Inflation has come down a long way from the peak of 10.6% in October 2022 as the ECB quickly raised rates to cool off price rises. It then started cutting them in June as worries about growth came into sharper focus.
High central bank benchmark rates combat inflation by influencing borrowing costs throughout the economy. Higher rates make buying things on credit — whether a car, a house or a new factory — more expensive and thus reduce demand for goods and take pressure off prices. However, higher rates can also dampen growth.
Growth worries got new emphasis after surveys of purchasing managers compiled by S&P Global showed the eurozone economy was contracting in October. On top of that come concerns about how US trade policy under incoming President Donald Trump, including possible new tariffs, or import taxes on imported goods, might affect Europe’s export-dependent economy. Trump takes office Jan. 20.
The eurozone’s economic output is expected to grow 0.8% for all of this year and 1.3% next year, according to the European Commission’s most recent forecast.
All that has meant the discussion about the Dec. 12 ECB meeting has focused not on whether the Frankfurt-based bank’s rate council will cut rates, but by how much.

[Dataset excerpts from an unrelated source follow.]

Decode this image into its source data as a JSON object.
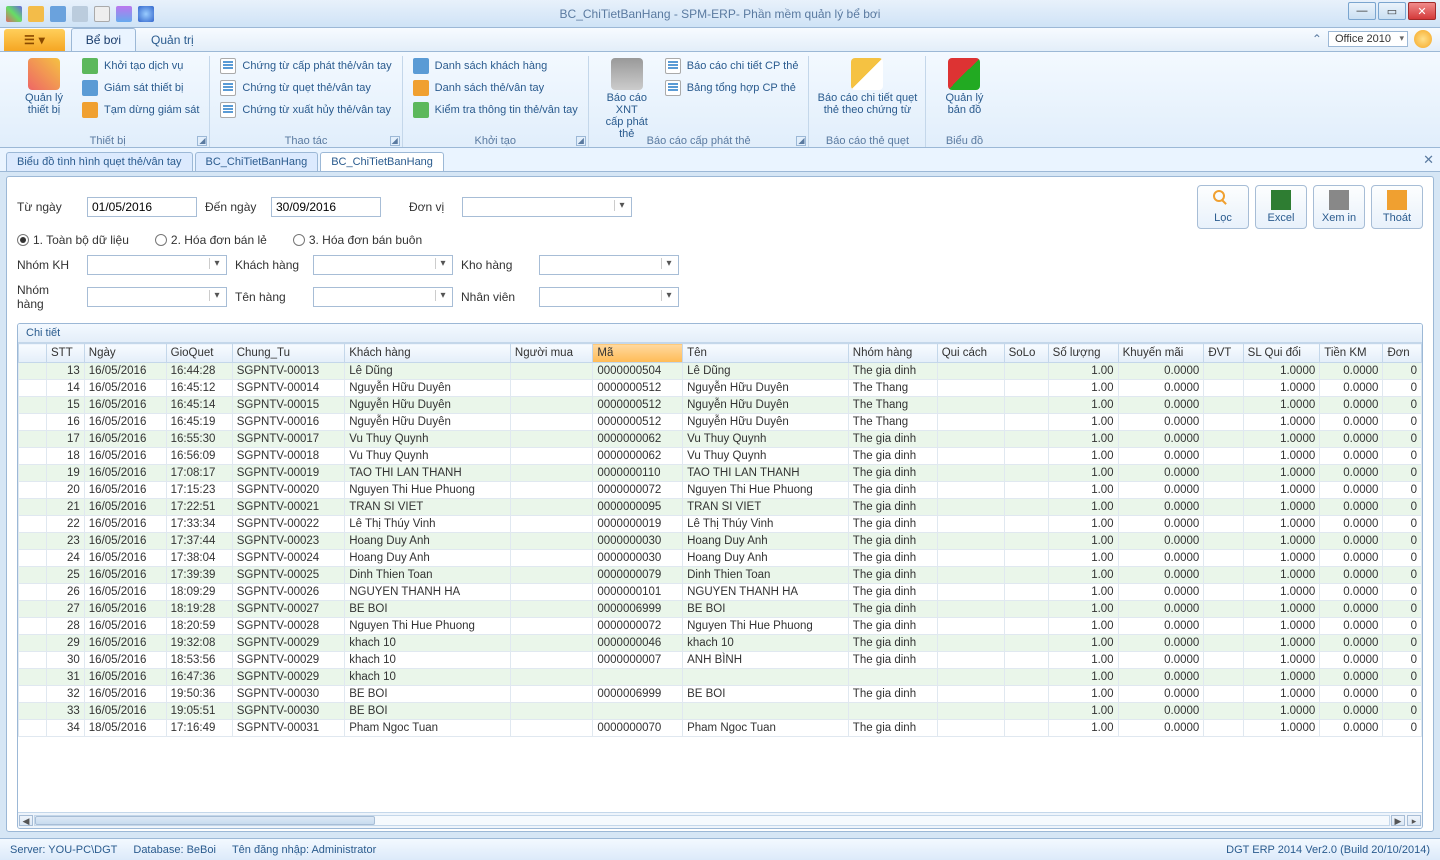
{
  "window": {
    "title": "BC_ChiTietBanHang - SPM-ERP- Phần mềm quản lý bể bơi"
  },
  "theme": "Office 2010",
  "ribbonTabs": {
    "file": "",
    "t1": "Bể bơi",
    "t2": "Quản trị"
  },
  "ribbon": {
    "g1": {
      "label": "Thiết bị",
      "large": "Quản lý\nthiết bị",
      "a": "Khởi tạo dịch vụ",
      "b": "Giám sát thiết bị",
      "c": "Tạm dừng giám sát"
    },
    "g2": {
      "label": "Thao tác",
      "a": "Chứng từ cấp phát thẻ/vân tay",
      "b": "Chứng từ quẹt thẻ/vân tay",
      "c": "Chứng từ xuất hủy thẻ/vân tay"
    },
    "g3": {
      "label": "Khởi tạo",
      "a": "Danh sách khách hàng",
      "b": "Danh sách thẻ/vân tay",
      "c": "Kiểm tra thông tin thẻ/vân tay"
    },
    "g4": {
      "label": "Báo cáo cấp phát thẻ",
      "large": "Báo cáo XNT\ncấp phát thẻ",
      "a": "Báo cáo chi tiết CP thẻ",
      "b": "Bảng tổng hợp CP thẻ"
    },
    "g5": {
      "label": "Báo cáo thẻ quẹt",
      "large": "Báo cáo chi tiết quẹt\nthẻ theo chứng từ"
    },
    "g6": {
      "label": "Biểu đồ",
      "large": "Quản lý\nbản đồ"
    }
  },
  "subtabs": {
    "a": "Biểu đồ tình hình quẹt thẻ/vân tay",
    "b": "BC_ChiTietBanHang",
    "c": "BC_ChiTietBanHang"
  },
  "filters": {
    "fromLabel": "Từ ngày",
    "from": "01/05/2016",
    "toLabel": "Đến ngày",
    "to": "30/09/2016",
    "donviLabel": "Đơn vị",
    "donvi": "",
    "r1": "1. Toàn bộ dữ liệu",
    "r2": "2. Hóa đơn bán lẻ",
    "r3": "3. Hóa đơn bán buôn",
    "nhomKHL": "Nhóm KH",
    "khachHangL": "Khách hàng",
    "khoHangL": "Kho hàng",
    "nhomHangL": "Nhóm hàng",
    "tenHangL": "Tên hàng",
    "nhanVienL": "Nhân viên"
  },
  "actions": {
    "loc": "Lọc",
    "excel": "Excel",
    "xemin": "Xem in",
    "thoat": "Thoát"
  },
  "grid": {
    "title": "Chi tiết",
    "cols": [
      "",
      "STT",
      "Ngày",
      "GioQuet",
      "Chung_Tu",
      "Khách hàng",
      "Người mua",
      "Mã",
      "Tên",
      "Nhóm hàng",
      "Qui cách",
      "SoLo",
      "Số lượng",
      "Khuyến mãi",
      "ĐVT",
      "SL Qui đổi",
      "Tiền KM",
      "Đơn"
    ],
    "rows": [
      {
        "stt": 13,
        "ngay": "16/05/2016",
        "gio": "16:44:28",
        "ct": "SGPNTV-00013",
        "kh": "Lê Dũng",
        "ma": "0000000504",
        "ten": "Lê Dũng",
        "nh": "The gia dinh"
      },
      {
        "stt": 14,
        "ngay": "16/05/2016",
        "gio": "16:45:12",
        "ct": "SGPNTV-00014",
        "kh": "Nguyễn Hữu Duyên",
        "ma": "0000000512",
        "ten": "Nguyễn Hữu Duyên",
        "nh": "The Thang"
      },
      {
        "stt": 15,
        "ngay": "16/05/2016",
        "gio": "16:45:14",
        "ct": "SGPNTV-00015",
        "kh": "Nguyễn Hữu Duyên",
        "ma": "0000000512",
        "ten": "Nguyễn Hữu Duyên",
        "nh": "The Thang"
      },
      {
        "stt": 16,
        "ngay": "16/05/2016",
        "gio": "16:45:19",
        "ct": "SGPNTV-00016",
        "kh": "Nguyễn Hữu Duyên",
        "ma": "0000000512",
        "ten": "Nguyễn Hữu Duyên",
        "nh": "The Thang"
      },
      {
        "stt": 17,
        "ngay": "16/05/2016",
        "gio": "16:55:30",
        "ct": "SGPNTV-00017",
        "kh": "Vu Thuy Quynh",
        "ma": "0000000062",
        "ten": "Vu Thuy Quynh",
        "nh": "The gia dinh"
      },
      {
        "stt": 18,
        "ngay": "16/05/2016",
        "gio": "16:56:09",
        "ct": "SGPNTV-00018",
        "kh": "Vu Thuy Quynh",
        "ma": "0000000062",
        "ten": "Vu Thuy Quynh",
        "nh": "The gia dinh"
      },
      {
        "stt": 19,
        "ngay": "16/05/2016",
        "gio": "17:08:17",
        "ct": "SGPNTV-00019",
        "kh": "TAO THI LAN THANH",
        "ma": "0000000110",
        "ten": "TAO THI LAN THANH",
        "nh": "The gia dinh"
      },
      {
        "stt": 20,
        "ngay": "16/05/2016",
        "gio": "17:15:23",
        "ct": "SGPNTV-00020",
        "kh": "Nguyen Thi Hue Phuong",
        "ma": "0000000072",
        "ten": "Nguyen Thi Hue Phuong",
        "nh": "The gia dinh"
      },
      {
        "stt": 21,
        "ngay": "16/05/2016",
        "gio": "17:22:51",
        "ct": "SGPNTV-00021",
        "kh": "TRAN SI VIET",
        "ma": "0000000095",
        "ten": "TRAN SI VIET",
        "nh": "The gia dinh"
      },
      {
        "stt": 22,
        "ngay": "16/05/2016",
        "gio": "17:33:34",
        "ct": "SGPNTV-00022",
        "kh": "Lê Thị Thúy Vinh",
        "ma": "0000000019",
        "ten": "Lê Thị Thúy Vinh",
        "nh": "The gia dinh"
      },
      {
        "stt": 23,
        "ngay": "16/05/2016",
        "gio": "17:37:44",
        "ct": "SGPNTV-00023",
        "kh": "Hoang Duy Anh",
        "ma": "0000000030",
        "ten": "Hoang Duy Anh",
        "nh": "The gia dinh"
      },
      {
        "stt": 24,
        "ngay": "16/05/2016",
        "gio": "17:38:04",
        "ct": "SGPNTV-00024",
        "kh": "Hoang Duy Anh",
        "ma": "0000000030",
        "ten": "Hoang Duy Anh",
        "nh": "The gia dinh"
      },
      {
        "stt": 25,
        "ngay": "16/05/2016",
        "gio": "17:39:39",
        "ct": "SGPNTV-00025",
        "kh": "Dinh Thien Toan",
        "ma": "0000000079",
        "ten": "Dinh Thien Toan",
        "nh": "The gia dinh"
      },
      {
        "stt": 26,
        "ngay": "16/05/2016",
        "gio": "18:09:29",
        "ct": "SGPNTV-00026",
        "kh": "NGUYEN THANH HA",
        "ma": "0000000101",
        "ten": "NGUYEN THANH HA",
        "nh": "The gia dinh"
      },
      {
        "stt": 27,
        "ngay": "16/05/2016",
        "gio": "18:19:28",
        "ct": "SGPNTV-00027",
        "kh": "BE BOI",
        "ma": "0000006999",
        "ten": "BE BOI",
        "nh": "The gia dinh"
      },
      {
        "stt": 28,
        "ngay": "16/05/2016",
        "gio": "18:20:59",
        "ct": "SGPNTV-00028",
        "kh": "Nguyen Thi Hue Phuong",
        "ma": "0000000072",
        "ten": "Nguyen Thi Hue Phuong",
        "nh": "The gia dinh"
      },
      {
        "stt": 29,
        "ngay": "16/05/2016",
        "gio": "19:32:08",
        "ct": "SGPNTV-00029",
        "kh": "khach 10",
        "ma": "0000000046",
        "ten": "khach 10",
        "nh": "The gia dinh"
      },
      {
        "stt": 30,
        "ngay": "16/05/2016",
        "gio": "18:53:56",
        "ct": "SGPNTV-00029",
        "kh": "khach 10",
        "ma": "0000000007",
        "ten": "ANH BÌNH",
        "nh": "The gia dinh"
      },
      {
        "stt": 31,
        "ngay": "16/05/2016",
        "gio": "16:47:36",
        "ct": "SGPNTV-00029",
        "kh": "khach 10",
        "ma": "",
        "ten": "",
        "nh": ""
      },
      {
        "stt": 32,
        "ngay": "16/05/2016",
        "gio": "19:50:36",
        "ct": "SGPNTV-00030",
        "kh": "BE BOI",
        "ma": "0000006999",
        "ten": "BE BOI",
        "nh": "The gia dinh"
      },
      {
        "stt": 33,
        "ngay": "16/05/2016",
        "gio": "19:05:51",
        "ct": "SGPNTV-00030",
        "kh": "BE BOI",
        "ma": "",
        "ten": "",
        "nh": ""
      },
      {
        "stt": 34,
        "ngay": "18/05/2016",
        "gio": "17:16:49",
        "ct": "SGPNTV-00031",
        "kh": "Pham Ngoc Tuan",
        "ma": "0000000070",
        "ten": "Pham Ngoc Tuan",
        "nh": "The gia dinh"
      }
    ],
    "num": {
      "sl": "1.00",
      "km": "0.0000",
      "qd": "1.0000",
      "tkm": "0.0000",
      "don": "0"
    }
  },
  "status": {
    "server": "Server: YOU-PC\\DGT",
    "db": "Database: BeBoi",
    "user": "Tên đăng nhập: Administrator",
    "ver": "DGT ERP 2014 Ver2.0 (Build 20/10/2014)"
  }
}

Market discussion has included the possibility of a larger than usual half-point cut in the benchmark rate, currently 3.25%.
Inflation in Germany, the eurozone’s largest economy, held steady at 2.4%. That “will strengthen opposition against a 50 basis point cut,” said Carsten Brzeski, global chief of macro at ING bank, using financial jargon for a half-percentage-point cut.
The ECB sets interest rate policy for the European Union member countries that have joined the euro currency.